I’m a forty-something Microsoft SQL Server DBA of 15+ years, a devoted husband, and a father of three young boys. I have been a DBA at a public university, at a major bank, at a healthcare system, and I now work as a remote DBA with customers across the United States. I write and speak primarily about the tips and tricks that I discover along my SQL Server journey.
From the newly released SQL 2012 Books Online documentation:
This note shows that as of SQL Server 2012, which will be Release-To-Manufacturing (RTM) effective 04/01/2012, Database Mirroring will be marked as deprecated. What does this mean? As the note states, the feature will be removed in a future version of the SQL Server product and as such should not be used in any planned development for the future. The feature *will* work in SQL Server 2012, but will be removed at some point after that.
There are two different types of deprecation for SQL Server features – “Features Not Supported in the Next Version of SQL Server” and “Features Not Supported in a Future Version of SQL Server.” In this case, the Next Version is whatever comes after SQL 2012 (for our purposes we will call this version SQL 201X), while a “Future Version” means some version after that (SQL 201x+1). Specifically, features not supported in a future version means “The following SQL Server Database Engine features are supported in the next version of SQL Server, but will be removed in a later version. The specific version of SQL Server has not been determined.”

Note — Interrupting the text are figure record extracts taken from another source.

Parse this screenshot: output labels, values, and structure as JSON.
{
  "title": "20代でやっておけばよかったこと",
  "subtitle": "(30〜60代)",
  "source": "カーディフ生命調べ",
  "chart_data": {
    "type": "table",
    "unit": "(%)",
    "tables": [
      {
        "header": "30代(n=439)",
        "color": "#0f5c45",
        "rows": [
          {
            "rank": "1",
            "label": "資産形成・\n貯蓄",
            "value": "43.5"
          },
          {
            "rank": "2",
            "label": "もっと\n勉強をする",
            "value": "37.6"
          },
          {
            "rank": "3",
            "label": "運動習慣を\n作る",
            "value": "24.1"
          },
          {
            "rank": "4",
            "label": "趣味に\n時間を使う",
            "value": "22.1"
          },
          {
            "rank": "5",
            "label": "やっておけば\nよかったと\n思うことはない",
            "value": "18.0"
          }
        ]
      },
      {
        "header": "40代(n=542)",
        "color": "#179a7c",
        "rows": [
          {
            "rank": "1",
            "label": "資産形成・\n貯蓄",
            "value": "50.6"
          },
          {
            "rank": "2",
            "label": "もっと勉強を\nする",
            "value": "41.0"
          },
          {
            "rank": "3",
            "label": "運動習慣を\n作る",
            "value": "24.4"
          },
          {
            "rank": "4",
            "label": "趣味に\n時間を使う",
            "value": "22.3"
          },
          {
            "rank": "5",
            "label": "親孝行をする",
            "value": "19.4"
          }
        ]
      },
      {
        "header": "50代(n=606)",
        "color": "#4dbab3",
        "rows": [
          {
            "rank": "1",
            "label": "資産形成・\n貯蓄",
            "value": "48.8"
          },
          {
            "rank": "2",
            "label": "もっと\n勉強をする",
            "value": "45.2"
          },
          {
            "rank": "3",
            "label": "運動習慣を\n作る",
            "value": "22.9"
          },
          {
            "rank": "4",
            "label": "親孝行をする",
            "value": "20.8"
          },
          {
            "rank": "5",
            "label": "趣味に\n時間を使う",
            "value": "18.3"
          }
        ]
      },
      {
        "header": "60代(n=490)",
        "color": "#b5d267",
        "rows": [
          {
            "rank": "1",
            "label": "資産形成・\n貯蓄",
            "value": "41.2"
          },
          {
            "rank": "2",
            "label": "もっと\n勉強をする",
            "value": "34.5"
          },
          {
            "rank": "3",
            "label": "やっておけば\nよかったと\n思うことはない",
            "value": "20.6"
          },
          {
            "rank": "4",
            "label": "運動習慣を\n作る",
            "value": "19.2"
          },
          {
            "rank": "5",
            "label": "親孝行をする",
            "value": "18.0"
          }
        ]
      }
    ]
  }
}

Microsoft publishes a list of both groups of features here, and Database Mirroring is on the “Future Version” list:
This means Database Mirroring will work in SQL 2012 and in the following version SQL 201X, but its status for the next version (SQL 201x+1) is unknown at this time, and will be unknown until the release of SQL 201X and the accompanying deprecation lists for that version. Microsoft is very heavily advertising the AlwaysOn functionality that is replacing mirroring (as shown above) so mirroring will very likely be removed in the first Future Version (SQL 201X+1).
What does this mean? Any new system development and design from this point forward needs to allow for the fact that Microsoft will probably not support Database Mirroring in the next five to six years, and since many systems live far beyond five to six years it is important to investigate AlwaysOn Availability Groups as a replacement for Mirroring, even if mirroring will be implemented in the short-term. This awareness needs to be especially present when designing systems for the current version of SQL Server (2012) but is also relevant for systems being built for older versions of the product (SQL 2008 and 2008R2) as they may well live long enough to be upgraded in the future to a version of SQL Server that no longer supports Database Mirroring.